Soms, héél soms, staken we samen kattenkwaad uit. Maar meestal was ik het slachtoffer. Peper in mijn keel strooien, een askruisje met een hete kachelpook,… dat herinner ik mij nog.
Ooit heb ik op de speelplaats eens gevochten voor hem, omdat ik dacht dat hij het niet ging halen. En wie werd er gestraft door mijnheer Devijfer?… Je kan het al raden. Maar voor mijn broer had ik dat over.
Mijn broer is ook op pensionaat geweest en kwam ook maar zelden meer thuis. Veel kan ik over mijn broer dus niet vertellen. Ik denk dat hij ergens een eenzaam jongetje was, ingesloten in zichzelf. Hij knabbelde altijd aan de puntjes van zijn hemden en duwde ook altijd zijn neus omhoog, zodat hij een valse rode streep op zijn neus kreeg.
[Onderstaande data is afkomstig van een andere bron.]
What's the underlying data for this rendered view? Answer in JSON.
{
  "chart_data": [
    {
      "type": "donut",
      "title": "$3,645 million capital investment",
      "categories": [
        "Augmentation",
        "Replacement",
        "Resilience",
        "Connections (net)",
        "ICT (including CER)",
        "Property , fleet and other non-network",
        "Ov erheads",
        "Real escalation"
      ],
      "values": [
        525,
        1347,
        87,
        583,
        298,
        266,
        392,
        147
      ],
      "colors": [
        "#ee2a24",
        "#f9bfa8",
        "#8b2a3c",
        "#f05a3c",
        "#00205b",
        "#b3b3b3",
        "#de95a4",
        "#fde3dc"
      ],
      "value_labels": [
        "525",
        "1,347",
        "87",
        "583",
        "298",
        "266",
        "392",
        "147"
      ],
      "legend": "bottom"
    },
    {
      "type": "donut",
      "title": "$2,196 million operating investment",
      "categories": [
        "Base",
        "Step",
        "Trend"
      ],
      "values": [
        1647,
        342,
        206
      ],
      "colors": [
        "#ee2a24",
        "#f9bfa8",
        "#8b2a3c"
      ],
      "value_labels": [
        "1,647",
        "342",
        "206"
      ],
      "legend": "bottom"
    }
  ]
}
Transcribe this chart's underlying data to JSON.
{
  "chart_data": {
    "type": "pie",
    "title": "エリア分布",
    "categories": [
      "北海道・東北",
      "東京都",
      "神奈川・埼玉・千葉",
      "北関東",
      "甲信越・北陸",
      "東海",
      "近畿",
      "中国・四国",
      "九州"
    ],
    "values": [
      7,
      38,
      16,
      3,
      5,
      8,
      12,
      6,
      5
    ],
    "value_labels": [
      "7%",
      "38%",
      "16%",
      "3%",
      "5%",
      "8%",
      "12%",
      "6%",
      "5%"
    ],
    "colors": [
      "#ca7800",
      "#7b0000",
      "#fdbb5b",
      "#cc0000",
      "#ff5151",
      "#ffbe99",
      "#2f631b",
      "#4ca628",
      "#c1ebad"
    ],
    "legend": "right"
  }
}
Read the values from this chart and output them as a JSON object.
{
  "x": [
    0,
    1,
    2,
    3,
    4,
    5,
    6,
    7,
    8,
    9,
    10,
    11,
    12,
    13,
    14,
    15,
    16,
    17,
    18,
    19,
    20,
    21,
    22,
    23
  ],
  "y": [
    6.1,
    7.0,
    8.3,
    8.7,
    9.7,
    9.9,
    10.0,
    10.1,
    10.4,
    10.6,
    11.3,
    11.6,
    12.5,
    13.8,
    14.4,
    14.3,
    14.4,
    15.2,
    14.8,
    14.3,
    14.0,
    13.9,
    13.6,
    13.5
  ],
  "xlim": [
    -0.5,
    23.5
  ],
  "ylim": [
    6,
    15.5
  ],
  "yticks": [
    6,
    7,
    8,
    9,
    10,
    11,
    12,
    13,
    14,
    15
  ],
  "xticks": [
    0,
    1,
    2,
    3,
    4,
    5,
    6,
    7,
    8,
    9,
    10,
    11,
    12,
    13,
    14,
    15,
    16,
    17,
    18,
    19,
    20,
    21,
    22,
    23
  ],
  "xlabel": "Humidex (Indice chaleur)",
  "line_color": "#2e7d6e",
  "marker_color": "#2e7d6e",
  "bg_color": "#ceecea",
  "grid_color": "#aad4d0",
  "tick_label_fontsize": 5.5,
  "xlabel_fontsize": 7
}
Ik keek wel naar hem op, misschien omdat hij zo rustig was en daarom minder gestraft werd dan ik. Of misschien werd hij ook gestraft, maar minder lichamelijk dan ik.
Ikzelf was de rebel.
Ma zei altijd dat ik averechts geboren was en dat ik averechts zou blijven: ze heeft gelijk gekregen! Als schraapsel van de moule (een Leuvens nakomertje) was ik zowat op mezelf aangewezen, maar daarom niet getreurd. Ik heb mijn tijd goed vol gekregen, mijn kind-zijn gleed voorbij.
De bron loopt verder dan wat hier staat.